Corporate media tells us that the extremely lackluster Joe Biden, who often ended the campaign day before noon during the election, received millions more votes than the popular Barack Obama received in 2012. Election integrity activists on the Left have not shown concern.

But the 2020 election brought mail-in ballots everywhere, and ended with Trump’s allegations of a “Big Steal.” Reliably, the “fake news” lashed out at Trump. Republicans, who went to bed on election night thinking Trump pulled it off the victory, were in for a rude awakening. Large numbers of the GOP rank-and-file came to believe that the election was stolen.

At that moment  leading Democrats and their media allies quickly reversed course. Without a hint of self-reflection, leading Democrats were suddenly determining that anyone who questioned the outcome of the 2020 election was “a threat to democracy,” a narrative that continues to this day. Incredibly, they expect you to forget the 150+ Democrats,  party leaders who had questioned the outcome of elections from 2000 till 2020.

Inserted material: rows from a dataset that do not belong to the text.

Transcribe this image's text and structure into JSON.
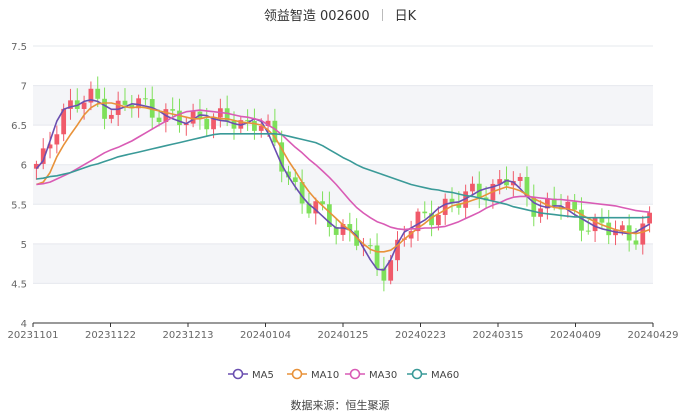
{
  "header": {
    "company": "领益智造 002600",
    "period": "日K"
  },
  "footer": {
    "source": "数据来源：恒生聚源"
  },
  "chart_data": {
    "type": "candlestick",
    "title": "领益智造 002600 日K",
    "ylim": [
      4,
      7.5
    ],
    "y_ticks": [
      "4",
      "4.5",
      "5",
      "5.5",
      "6",
      "6.5",
      "7",
      "7.5"
    ],
    "x_ticks": [
      "20231101",
      "20231122",
      "20231213",
      "20240104",
      "20240125",
      "20240223",
      "20240315",
      "20240409",
      "20240429"
    ],
    "up_color": "#f05a6a",
    "down_color": "#7ee05a",
    "legend": [
      {
        "name": "MA5",
        "color": "#6a4fb0"
      },
      {
        "name": "MA10",
        "color": "#e8923a"
      },
      {
        "name": "MA30",
        "color": "#d95bb5"
      },
      {
        "name": "MA60",
        "color": "#3a9a98"
      }
    ],
    "ma_series": {
      "MA5": [
        5.95,
        6.05,
        6.3,
        6.55,
        6.7,
        6.73,
        6.75,
        6.8,
        6.82,
        6.8,
        6.75,
        6.7,
        6.7,
        6.73,
        6.77,
        6.76,
        6.74,
        6.72,
        6.68,
        6.62,
        6.58,
        6.55,
        6.52,
        6.57,
        6.63,
        6.62,
        6.58,
        6.56,
        6.55,
        6.52,
        6.5,
        6.53,
        6.58,
        6.55,
        6.4,
        6.2,
        6.0,
        5.85,
        5.72,
        5.6,
        5.5,
        5.43,
        5.35,
        5.27,
        5.2,
        5.2,
        5.18,
        5.1,
        4.95,
        4.8,
        4.68,
        4.67,
        4.8,
        5.0,
        5.15,
        5.2,
        5.25,
        5.3,
        5.37,
        5.45,
        5.5,
        5.52,
        5.53,
        5.57,
        5.62,
        5.67,
        5.7,
        5.72,
        5.75,
        5.8,
        5.78,
        5.7,
        5.6,
        5.52,
        5.48,
        5.46,
        5.48,
        5.48,
        5.43,
        5.37,
        5.32,
        5.27,
        5.22,
        5.19,
        5.17,
        5.15,
        5.14,
        5.13,
        5.15,
        5.2,
        5.25
      ],
      "MA10": [
        5.75,
        5.78,
        5.9,
        6.1,
        6.25,
        6.38,
        6.5,
        6.63,
        6.72,
        6.77,
        6.78,
        6.78,
        6.76,
        6.73,
        6.72,
        6.73,
        6.72,
        6.7,
        6.68,
        6.66,
        6.64,
        6.62,
        6.6,
        6.58,
        6.58,
        6.6,
        6.6,
        6.58,
        6.58,
        6.56,
        6.54,
        6.53,
        6.52,
        6.5,
        6.44,
        6.35,
        6.2,
        6.05,
        5.92,
        5.78,
        5.66,
        5.56,
        5.48,
        5.4,
        5.32,
        5.24,
        5.17,
        5.08,
        5.0,
        4.93,
        4.9,
        4.9,
        4.92,
        4.98,
        5.06,
        5.13,
        5.2,
        5.26,
        5.33,
        5.38,
        5.43,
        5.48,
        5.5,
        5.52,
        5.55,
        5.58,
        5.62,
        5.66,
        5.69,
        5.72,
        5.7,
        5.67,
        5.62,
        5.57,
        5.53,
        5.49,
        5.46,
        5.45,
        5.44,
        5.42,
        5.37,
        5.32,
        5.28,
        5.24,
        5.21,
        5.18,
        5.16,
        5.14,
        5.13,
        5.15,
        5.18
      ],
      "MA30": [
        5.75,
        5.76,
        5.78,
        5.82,
        5.86,
        5.9,
        5.95,
        6.0,
        6.05,
        6.1,
        6.15,
        6.19,
        6.22,
        6.26,
        6.3,
        6.35,
        6.4,
        6.45,
        6.5,
        6.55,
        6.6,
        6.64,
        6.67,
        6.68,
        6.69,
        6.68,
        6.67,
        6.66,
        6.65,
        6.63,
        6.61,
        6.6,
        6.58,
        6.56,
        6.5,
        6.45,
        6.38,
        6.3,
        6.22,
        6.15,
        6.07,
        6.0,
        5.92,
        5.84,
        5.75,
        5.65,
        5.55,
        5.46,
        5.39,
        5.33,
        5.28,
        5.25,
        5.21,
        5.19,
        5.18,
        5.19,
        5.19,
        5.2,
        5.2,
        5.21,
        5.22,
        5.25,
        5.28,
        5.32,
        5.36,
        5.4,
        5.45,
        5.49,
        5.52,
        5.56,
        5.59,
        5.6,
        5.6,
        5.59,
        5.58,
        5.57,
        5.56,
        5.56,
        5.55,
        5.54,
        5.53,
        5.52,
        5.51,
        5.5,
        5.49,
        5.48,
        5.46,
        5.44,
        5.42,
        5.41,
        5.4
      ],
      "MA60": [
        5.82,
        5.83,
        5.85,
        5.86,
        5.88,
        5.9,
        5.93,
        5.96,
        5.99,
        6.01,
        6.04,
        6.07,
        6.1,
        6.12,
        6.14,
        6.16,
        6.18,
        6.2,
        6.22,
        6.24,
        6.26,
        6.28,
        6.3,
        6.32,
        6.34,
        6.36,
        6.38,
        6.39,
        6.39,
        6.39,
        6.39,
        6.39,
        6.39,
        6.39,
        6.39,
        6.39,
        6.38,
        6.36,
        6.34,
        6.32,
        6.3,
        6.28,
        6.24,
        6.19,
        6.14,
        6.09,
        6.05,
        6.0,
        5.96,
        5.93,
        5.9,
        5.87,
        5.84,
        5.81,
        5.78,
        5.75,
        5.73,
        5.71,
        5.69,
        5.68,
        5.66,
        5.65,
        5.63,
        5.61,
        5.6,
        5.58,
        5.56,
        5.54,
        5.52,
        5.5,
        5.47,
        5.45,
        5.43,
        5.41,
        5.39,
        5.38,
        5.37,
        5.36,
        5.35,
        5.34,
        5.34,
        5.33,
        5.33,
        5.33,
        5.33,
        5.33,
        5.33,
        5.33,
        5.33,
        5.33,
        5.34
      ]
    }
  }
}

But a large segment of the GOP grassroots sincerely believe there are serious problems with our elections. There are grassroots Democrats and others on the left who know there is as well. Naomi Wolf is a writer and  former political consultant who has worked for the likes of Bill Clinton and Al Gore. She has just announced a new election integrity initiative to return to in-person election day voting and getting rid of the machines. The current Georgia election case concerning Dominion voting machines was brought by Democrats who were concerned Staci Abrams would be a victim of voter fraud in the governor’s race there in 2018.

Here’s to hoping a serious, bottom-up, bipartisan effort to fix our elections can develop, building on the efforts concerned citizens of all political persuasions over the years. But I’m not holding my breath. The trajectory America’s elections— heading toward highly centralized ranked choice voting conducted on the internet— should be truly frightening to all people of good will.